Da Spot ons auf der Haut wirken sollen, ist ein Shamponieren zumindest in den ersten Tagen nach der Anwendung nicht sinnvoll. Auch Baden in Gewässern sollte Ihr Hund nicht dürfen, zumal einige Wirkstoffe auch wasserlebende Organismen schädigen können. 

 

Braucht mein Tier ein Zeckenschutzpräparat?

Diese Frage wägen Sie ebenfalls am besten gemeinsam mit Ihrem Tierarzt ab. Er oder Sie kennen die "Zeckendichte" vor Ort und wissen, wie hoch das Ansteckungsrisiko für bestimmte Krankheiten in Ihrer Umgebung ist. Wie bei uns Menschen auch, gibt es bei Hunden und Katzen "Zeckentypen", die nur einmal an einem Busch vorbei laufen müssen und sich schon eine Zecke aufgelesen haben.
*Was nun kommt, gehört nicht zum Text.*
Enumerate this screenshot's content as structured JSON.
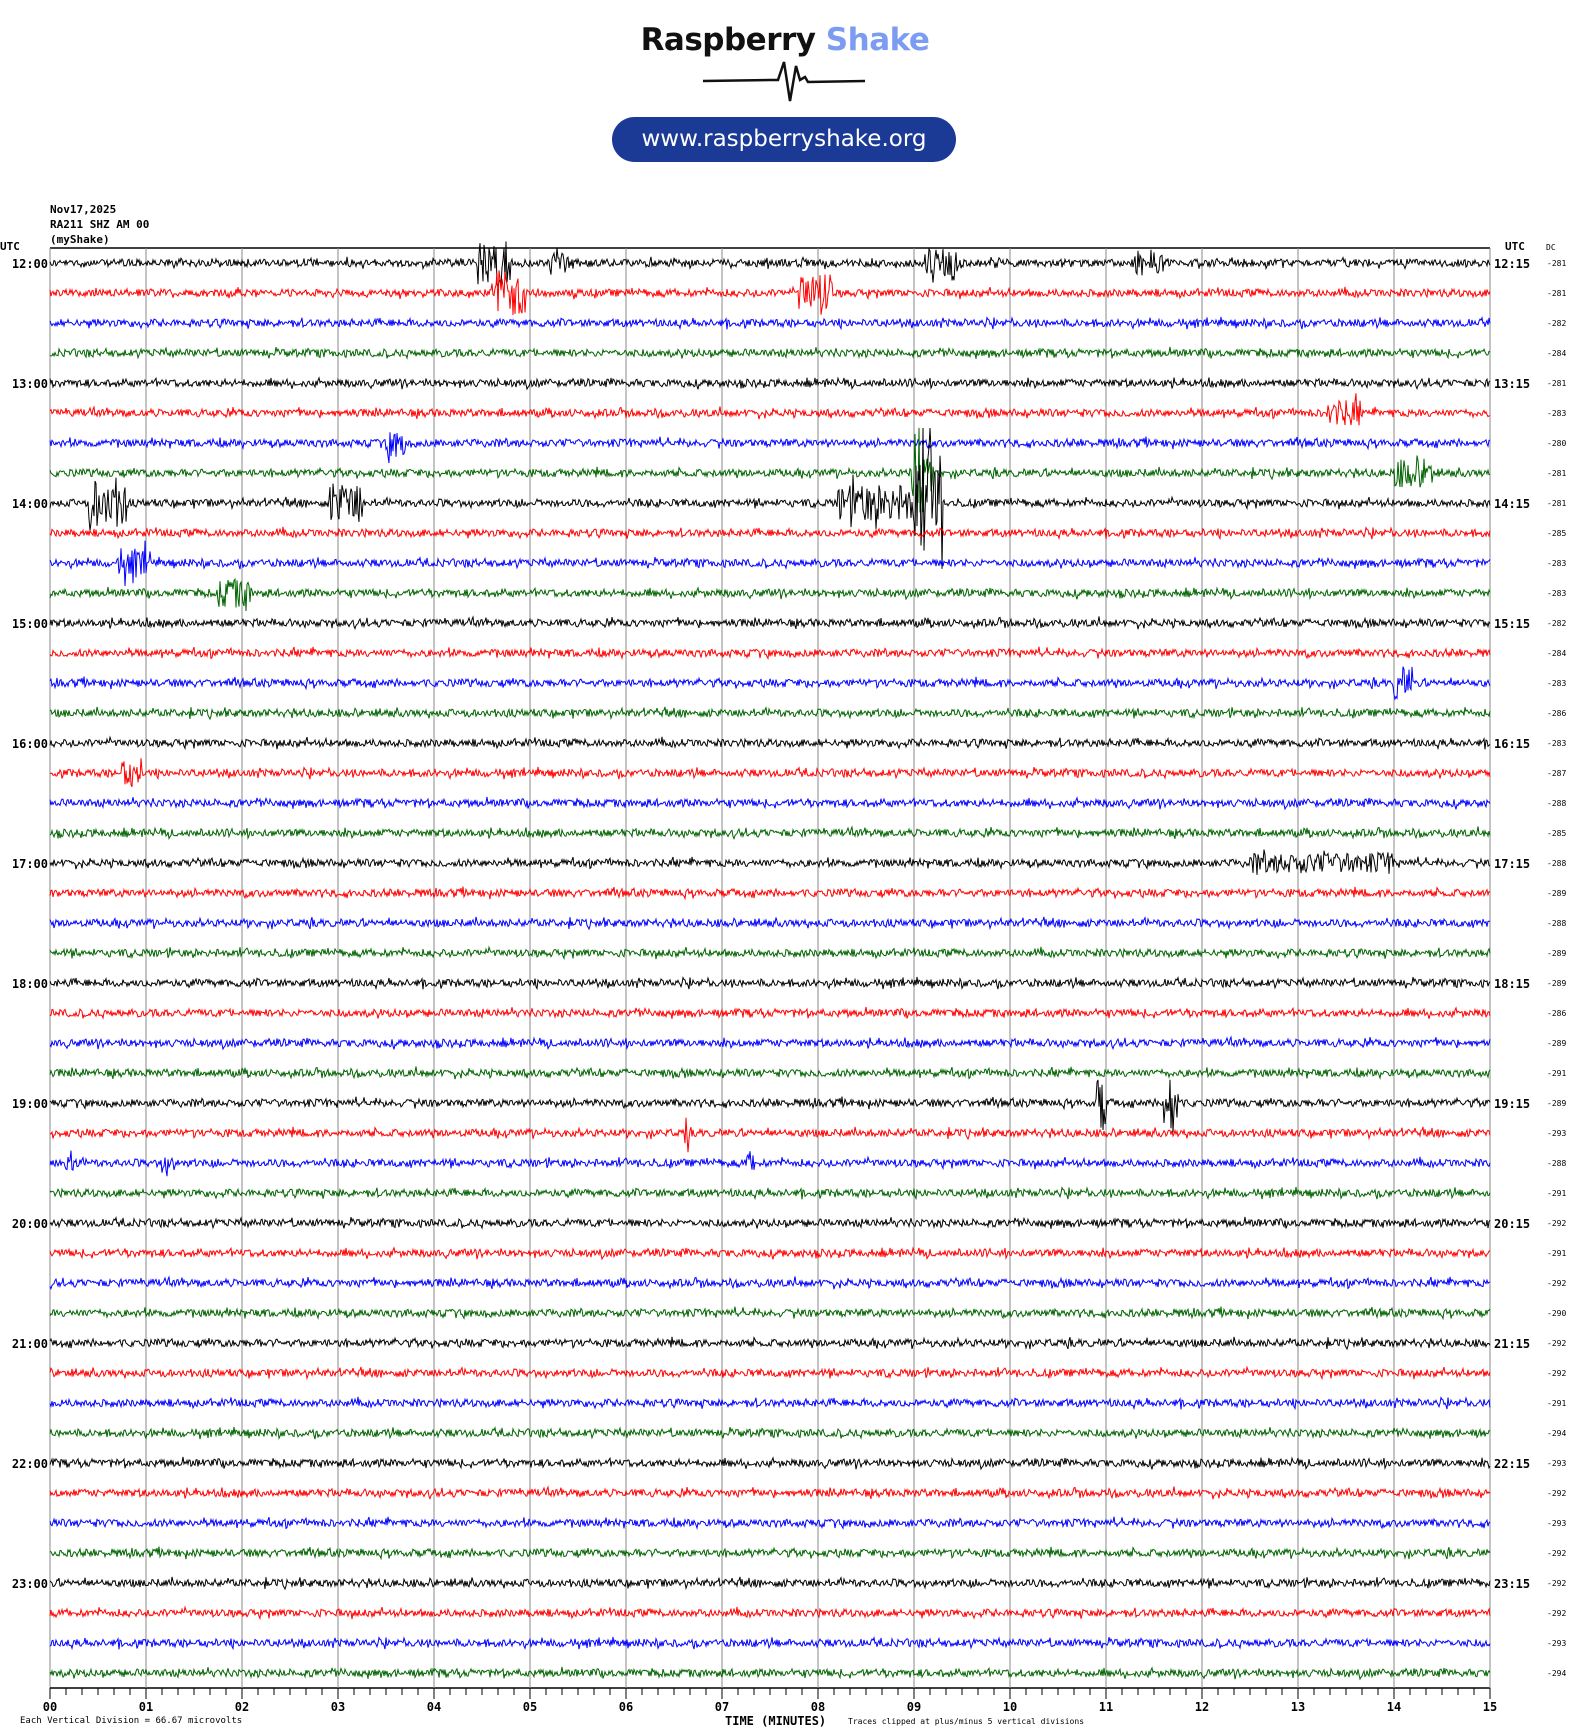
{
  "logo": {
    "brand_dark": "Raspberry",
    "brand_light": "Shake",
    "url": "www.raspberryshake.org",
    "brand_color": "#7b9cf0",
    "pill_color": "#1a3a96"
  },
  "header": {
    "date": "Nov17,2025",
    "station": "RA211 SHZ AM 00",
    "network": "(myShake)"
  },
  "footer": {
    "scale": "Each Vertical Division =    66.67 microvolts",
    "xlabel": "TIME (MINUTES)",
    "clip_note": "Traces clipped at plus/minus 5 vertical divisions"
  },
  "chart_data": {
    "type": "line",
    "subtype": "helicorder",
    "xlabel": "TIME (MINUTES)",
    "xlim": [
      0,
      15
    ],
    "x_ticks": [
      "00",
      "01",
      "02",
      "03",
      "04",
      "05",
      "06",
      "07",
      "08",
      "09",
      "10",
      "11",
      "12",
      "13",
      "14",
      "15"
    ],
    "minor_tick_seconds": 10,
    "grid": "vertical lines every minute",
    "left_header": "UTC",
    "right_header": "UTC",
    "dc_header": "DC",
    "trace_colors": [
      "#000000",
      "#ff0000",
      "#0000ff",
      "#006400"
    ],
    "left_labels": [
      "12:00",
      "13:00",
      "14:00",
      "15:00",
      "16:00",
      "17:00",
      "18:00",
      "19:00",
      "20:00",
      "21:00",
      "22:00",
      "23:00"
    ],
    "right_labels": [
      "12:15",
      "13:15",
      "14:15",
      "15:15",
      "16:15",
      "17:15",
      "18:15",
      "19:15",
      "20:15",
      "21:15",
      "22:15",
      "23:15"
    ],
    "dc_values": [
      "-281",
      "-281",
      "-282",
      "-284",
      "-281",
      "-283",
      "-280",
      "-281",
      "-281",
      "-285",
      "-283",
      "-283",
      "-282",
      "-284",
      "-283",
      "-286",
      "-283",
      "-287",
      "-288",
      "-285",
      "-288",
      "-289",
      "-288",
      "-289",
      "-289",
      "-286",
      "-289",
      "-291",
      "-289",
      "-293",
      "-288",
      "-291",
      "-292",
      "-291",
      "-292",
      "-290",
      "-292",
      "-292",
      "-291",
      "-294",
      "-293",
      "-292",
      "-293",
      "-292",
      "-292",
      "-292",
      "-293",
      "-294"
    ],
    "events": [
      {
        "trace": 0,
        "start_min": 4.45,
        "end_min": 4.8,
        "amp": 1.0
      },
      {
        "trace": 0,
        "start_min": 5.2,
        "end_min": 5.4,
        "amp": 0.5
      },
      {
        "trace": 0,
        "start_min": 9.1,
        "end_min": 9.45,
        "amp": 0.6
      },
      {
        "trace": 0,
        "start_min": 11.3,
        "end_min": 11.6,
        "amp": 0.6
      },
      {
        "trace": 1,
        "start_min": 4.6,
        "end_min": 4.95,
        "amp": 1.1
      },
      {
        "trace": 1,
        "start_min": 7.8,
        "end_min": 8.15,
        "amp": 0.9
      },
      {
        "trace": 5,
        "start_min": 13.3,
        "end_min": 13.65,
        "amp": 0.5
      },
      {
        "trace": 6,
        "start_min": 3.5,
        "end_min": 3.7,
        "amp": 0.6
      },
      {
        "trace": 7,
        "start_min": 8.95,
        "end_min": 9.1,
        "amp": 2.2
      },
      {
        "trace": 7,
        "start_min": 9.0,
        "end_min": 9.2,
        "amp": 0.6
      },
      {
        "trace": 7,
        "start_min": 14.0,
        "end_min": 14.4,
        "amp": 0.6
      },
      {
        "trace": 8,
        "start_min": 0.4,
        "end_min": 0.8,
        "amp": 1.1
      },
      {
        "trace": 8,
        "start_min": 2.9,
        "end_min": 3.25,
        "amp": 0.9
      },
      {
        "trace": 8,
        "start_min": 8.2,
        "end_min": 9.0,
        "amp": 0.8
      },
      {
        "trace": 8,
        "start_min": 9.0,
        "end_min": 9.3,
        "amp": 3.0
      },
      {
        "trace": 10,
        "start_min": 0.7,
        "end_min": 1.05,
        "amp": 0.6
      },
      {
        "trace": 11,
        "start_min": 1.75,
        "end_min": 2.1,
        "amp": 0.6
      },
      {
        "trace": 14,
        "start_min": 14.0,
        "end_min": 14.2,
        "amp": 0.7
      },
      {
        "trace": 17,
        "start_min": 0.75,
        "end_min": 0.95,
        "amp": 0.6
      },
      {
        "trace": 20,
        "start_min": 12.5,
        "end_min": 14.0,
        "amp": 0.35
      },
      {
        "trace": 28,
        "start_min": 10.9,
        "end_min": 11.0,
        "amp": 1.4
      },
      {
        "trace": 28,
        "start_min": 11.6,
        "end_min": 11.75,
        "amp": 1.8
      },
      {
        "trace": 29,
        "start_min": 6.6,
        "end_min": 6.65,
        "amp": 0.9
      },
      {
        "trace": 30,
        "start_min": 0.15,
        "end_min": 0.3,
        "amp": 0.4
      },
      {
        "trace": 30,
        "start_min": 1.15,
        "end_min": 1.3,
        "amp": 0.4
      },
      {
        "trace": 30,
        "start_min": 7.25,
        "end_min": 7.35,
        "amp": 0.4
      }
    ]
  }
}
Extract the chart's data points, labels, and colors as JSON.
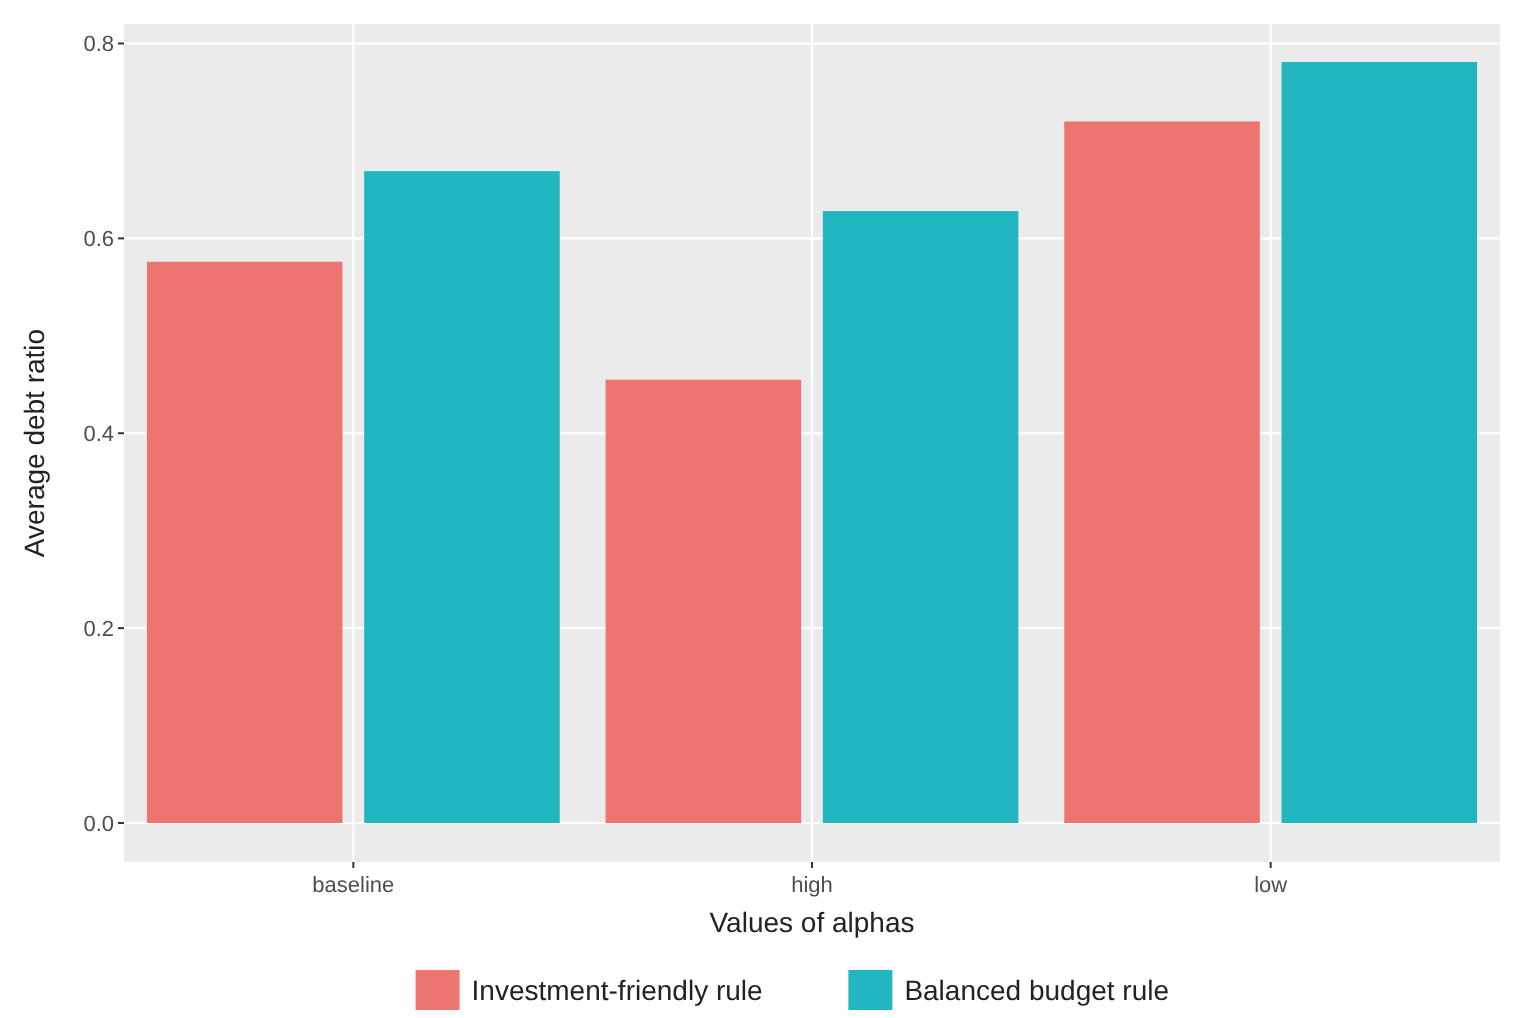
{
  "chart_data": {
    "type": "bar",
    "xlabel": "Values of alphas",
    "ylabel": "Average debt ratio",
    "categories": [
      "baseline",
      "high",
      "low"
    ],
    "series": [
      {
        "name": "Investment-friendly rule",
        "color": "#ee746f",
        "values": [
          0.576,
          0.455,
          0.72
        ]
      },
      {
        "name": "Balanced budget rule",
        "color": "#22b6c0",
        "values": [
          0.669,
          0.628,
          0.781
        ]
      }
    ],
    "ylim": [
      -0.04,
      0.82
    ],
    "yticks": [
      {
        "value": 0,
        "label": "0.0"
      },
      {
        "value": 0.2,
        "label": "0.2"
      },
      {
        "value": 0.4,
        "label": "0.4"
      },
      {
        "value": 0.6,
        "label": "0.6"
      },
      {
        "value": 0.8,
        "label": "0.8"
      }
    ],
    "grid": true,
    "legend": "bottom"
  }
}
Andere Tiere scheinen Zecken nicht zu schmecken und bleiben weitgehend verschont. Bei letzteren kann, wenn sie nicht gerade in einem Risikogebiet leben und täglich ausgiebig durch Wald und Wiesen streifen, eventuell auf einen Zeckenschutz verzichtet oder ein natürlicher Zeckenschutz (zu dem es in der Regel keine wissenschaftliche Bewertung der Wirksamkeit gibt) probiert werden. 

Gut abwägen sollten Sie die Anwendung chemischer Mittel (bzw. sich unter www.tierarzneimittel.ch über mögliche Nebenwirkungen bei Menschen informieren) auch, wenn Sie z.B. Kleinkinder haben, die das Knuddel- und Schmuseverbot noch nicht verstehen.

Vor Urlaubsreisen sollten Sie Ihr Tier mit einem Zeckenschutzpräparat versorgen und sich informieren, welche "Reisekrankheiten" im Urlaubsgebiet auftreten können. Eine Verbreitungsübersicht der in Europa vorkommenden durch Vektoren (Zecken, Flöhe, Mücken etc.) übertragenen Krankheiten finden Sie z.B. auf der Canine Vector-Borne Diseases Seite der Bayer Animal Health GmbH.

Auf der Internetseite des European Scientific Counsil Companion Animal Parasites (ESCCAP) finden Sie unabhängige und verständliche Experteninformationen zu allen wichtigen Parasiten von Hund und Katze, inklusive Zecken.